Una carta que empieza con distancia y termina con gracias
Hoy viví una despedida. Pero esta vez no fui yo la que se fue. Fui la que se quedó.
Una carta que empieza con distancia y termina con gracias
Hoy viví una despedida. Pero esta vez no fui yo la que se fue.
Fui la que se quedó.
Sentí mil cosas: angustia, nostalgia, alivio, apego, desapego, vértigo. Todas emociones que, en algún punto, se parecen al miedo. Pero la peor sensación me invadió cuando vi pasar el bus que se llevaba a mis (ya ex) convivientes a su nuevo destino. Me quedé en el balcón, esperándolo. Y en cuanto pasó, me vi en otro balcón, en otro tiempo.
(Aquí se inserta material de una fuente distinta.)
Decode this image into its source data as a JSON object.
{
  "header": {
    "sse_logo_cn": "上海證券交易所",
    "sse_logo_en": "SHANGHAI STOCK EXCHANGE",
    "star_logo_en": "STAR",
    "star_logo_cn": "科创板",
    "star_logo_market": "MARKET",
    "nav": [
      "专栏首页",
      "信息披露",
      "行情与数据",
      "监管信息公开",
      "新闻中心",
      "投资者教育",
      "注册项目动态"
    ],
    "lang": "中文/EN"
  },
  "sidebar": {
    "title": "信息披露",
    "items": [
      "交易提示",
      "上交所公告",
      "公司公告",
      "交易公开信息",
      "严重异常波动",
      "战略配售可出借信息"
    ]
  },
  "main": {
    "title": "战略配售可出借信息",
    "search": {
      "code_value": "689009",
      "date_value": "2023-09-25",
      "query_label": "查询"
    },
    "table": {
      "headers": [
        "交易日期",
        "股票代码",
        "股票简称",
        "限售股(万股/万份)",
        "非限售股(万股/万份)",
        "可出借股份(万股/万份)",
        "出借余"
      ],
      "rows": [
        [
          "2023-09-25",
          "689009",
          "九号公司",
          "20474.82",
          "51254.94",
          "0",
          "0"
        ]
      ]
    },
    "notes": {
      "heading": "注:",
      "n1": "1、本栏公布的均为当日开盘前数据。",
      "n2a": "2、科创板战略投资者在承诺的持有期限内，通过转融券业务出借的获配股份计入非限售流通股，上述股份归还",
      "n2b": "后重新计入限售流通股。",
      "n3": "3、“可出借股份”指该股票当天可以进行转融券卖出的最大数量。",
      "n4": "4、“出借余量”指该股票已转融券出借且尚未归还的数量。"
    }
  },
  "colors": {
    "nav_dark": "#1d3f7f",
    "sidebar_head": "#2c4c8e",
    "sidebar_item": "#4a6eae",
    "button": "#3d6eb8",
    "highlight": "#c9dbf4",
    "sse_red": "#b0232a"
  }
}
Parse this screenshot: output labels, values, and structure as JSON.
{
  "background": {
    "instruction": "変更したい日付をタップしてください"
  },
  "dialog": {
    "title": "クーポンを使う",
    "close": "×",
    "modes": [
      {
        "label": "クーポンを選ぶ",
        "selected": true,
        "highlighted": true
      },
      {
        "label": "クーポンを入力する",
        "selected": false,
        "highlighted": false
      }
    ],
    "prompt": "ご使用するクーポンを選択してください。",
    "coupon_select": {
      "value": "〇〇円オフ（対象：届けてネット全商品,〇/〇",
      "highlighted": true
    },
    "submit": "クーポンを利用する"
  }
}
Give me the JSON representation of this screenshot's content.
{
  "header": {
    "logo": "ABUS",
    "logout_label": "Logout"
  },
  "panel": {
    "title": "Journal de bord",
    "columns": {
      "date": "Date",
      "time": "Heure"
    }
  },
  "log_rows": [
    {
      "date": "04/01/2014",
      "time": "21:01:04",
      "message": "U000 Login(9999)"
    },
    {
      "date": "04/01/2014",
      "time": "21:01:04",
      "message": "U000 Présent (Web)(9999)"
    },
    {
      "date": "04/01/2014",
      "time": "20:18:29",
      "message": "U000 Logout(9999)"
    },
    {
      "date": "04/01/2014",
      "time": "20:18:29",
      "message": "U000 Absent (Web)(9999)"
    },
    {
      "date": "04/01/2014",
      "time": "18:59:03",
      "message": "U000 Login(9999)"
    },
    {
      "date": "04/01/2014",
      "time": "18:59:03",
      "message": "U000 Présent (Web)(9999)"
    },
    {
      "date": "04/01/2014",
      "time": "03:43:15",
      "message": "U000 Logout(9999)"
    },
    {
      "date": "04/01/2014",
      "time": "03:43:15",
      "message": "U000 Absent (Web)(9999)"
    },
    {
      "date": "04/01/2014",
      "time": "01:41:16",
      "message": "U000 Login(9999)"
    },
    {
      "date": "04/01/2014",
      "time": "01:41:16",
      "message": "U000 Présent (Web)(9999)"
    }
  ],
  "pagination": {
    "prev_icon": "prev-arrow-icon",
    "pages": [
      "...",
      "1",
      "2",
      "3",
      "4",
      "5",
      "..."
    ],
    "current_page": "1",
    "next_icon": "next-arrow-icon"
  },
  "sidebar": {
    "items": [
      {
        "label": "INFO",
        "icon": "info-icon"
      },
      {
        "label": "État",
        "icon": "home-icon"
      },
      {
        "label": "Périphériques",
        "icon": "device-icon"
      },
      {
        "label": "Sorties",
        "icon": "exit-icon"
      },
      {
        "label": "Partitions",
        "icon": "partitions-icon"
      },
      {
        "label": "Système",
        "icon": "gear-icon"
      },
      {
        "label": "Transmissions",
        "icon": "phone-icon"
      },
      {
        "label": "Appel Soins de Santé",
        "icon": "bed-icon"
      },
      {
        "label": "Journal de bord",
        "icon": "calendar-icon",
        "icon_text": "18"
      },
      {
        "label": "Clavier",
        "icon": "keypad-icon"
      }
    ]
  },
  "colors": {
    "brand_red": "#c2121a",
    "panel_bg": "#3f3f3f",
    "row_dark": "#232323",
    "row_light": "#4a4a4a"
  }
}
No era yo la que miraba. Era mi mamá. Allá en el segundo piso del departamento de la calle Río Gallegos, en Neuquén. Ella miraba pasar el avión. Yo me iba. Y hoy, por primera vez, entendí desde otro lugar lo que puede haber sentido. Se me estrujó el alma.
La extrañé con una intensidad que no se explica. Lloré en el acto. Como lloro ahora, mientras escribo esto. El tiempo es tan efímero. Y nunca sabemos cuánto nos queda acá, en esta tierra, en este plano. Ni cuánto les queda a los otros.
Y volvió el miedo.
Me pregunté de nuevo: ¿Qué estoy haciendo acá? ¿Qué sentido tiene todo esto si me estoy perdiendo la diaria con mi gente?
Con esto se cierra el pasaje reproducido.